Et ainsi qu’elle ouvroit le papier pour veoir que c’estoit, Panurge promptement sema la drogue qu’il avoit sur elle en divers lieux et mesmement au repliz de ses manches et de la robbe, & puis luy dist. Ma dame, les pouvres amans ne sont pas tousiours à leur ayse. Quant est de moy iespere que les males nuycts, les travaulx & ennuytz, auxquelz me tient l’amour de vous, me seront en deduction d’autant des peines de purgatoire.
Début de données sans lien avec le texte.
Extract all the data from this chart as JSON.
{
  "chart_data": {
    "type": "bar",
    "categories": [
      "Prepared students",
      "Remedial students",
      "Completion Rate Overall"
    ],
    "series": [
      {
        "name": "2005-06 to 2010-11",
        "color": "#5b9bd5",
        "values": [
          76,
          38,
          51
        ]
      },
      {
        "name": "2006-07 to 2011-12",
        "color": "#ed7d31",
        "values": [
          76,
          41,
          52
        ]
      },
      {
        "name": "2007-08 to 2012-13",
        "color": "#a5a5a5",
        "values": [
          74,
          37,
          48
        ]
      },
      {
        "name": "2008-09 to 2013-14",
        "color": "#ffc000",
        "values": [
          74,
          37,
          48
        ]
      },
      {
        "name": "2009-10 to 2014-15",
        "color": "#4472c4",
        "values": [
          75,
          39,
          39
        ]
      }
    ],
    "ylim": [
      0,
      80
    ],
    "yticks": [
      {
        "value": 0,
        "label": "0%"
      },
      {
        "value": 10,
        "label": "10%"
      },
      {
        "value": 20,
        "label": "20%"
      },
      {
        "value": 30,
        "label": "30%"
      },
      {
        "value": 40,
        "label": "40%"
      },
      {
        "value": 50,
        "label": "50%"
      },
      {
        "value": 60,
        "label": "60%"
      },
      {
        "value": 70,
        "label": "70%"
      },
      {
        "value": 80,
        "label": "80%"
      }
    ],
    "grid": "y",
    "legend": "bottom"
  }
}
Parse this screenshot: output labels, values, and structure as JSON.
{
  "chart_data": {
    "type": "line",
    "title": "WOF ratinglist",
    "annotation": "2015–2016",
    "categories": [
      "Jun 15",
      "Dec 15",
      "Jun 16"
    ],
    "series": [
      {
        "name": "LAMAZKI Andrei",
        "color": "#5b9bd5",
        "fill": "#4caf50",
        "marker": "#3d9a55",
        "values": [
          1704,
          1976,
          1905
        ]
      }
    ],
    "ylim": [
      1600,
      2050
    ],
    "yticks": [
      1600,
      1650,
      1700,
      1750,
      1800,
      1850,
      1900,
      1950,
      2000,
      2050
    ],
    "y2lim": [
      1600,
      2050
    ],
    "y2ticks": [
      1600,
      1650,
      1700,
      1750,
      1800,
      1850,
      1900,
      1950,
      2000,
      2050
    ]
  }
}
À tout le moins priez dieu qu’il me doint mon mal en patience.

Panurge n’eut pas achevé ce mot, que tous les chiens qui estoient en l’esglise ne s’en vinssent à ceste dame pour l’odeur des drogues qu’il avoit espandues sur elle, petitz & grans, gros & menuz tous y venoient tirant le membre & la sentant & pissant partout sur elle : c’estoit la plus grande villanie du monde. Panurge les chassa quelque peu, puis d’elle print congé & se retira en quelque chapelle pour veoir le deduyt : car ces villains chiens compissoient tout ses habillemens, tant que vn grand leurier qui luy pissa sur la teste, les aultres aux manches, les aultres à la croppe : & les petitz culletoient ses patins. En sorte que toutes les femmes de là autour avoient beaucoup affaire à la saulver. Et Panurge de rire, dist à quelqu’ung des seigneurs de la ville. Ie croy que ceste dame là est en chaleur, ou bien que quelque levrier l’a couverte fraischement. Et quand il veit que tous les chiens grondoient bien à l’entour d’elle comme ilz font autour d’une chienne chaulde, il s’en partit, & alla querir Pantagruel, et par toutes les rues où il trouvoit des chiens, il leur bailloit ung coup de pied, disant. Et ne yrez vous point à voz compaignons aux nopces, devant devant.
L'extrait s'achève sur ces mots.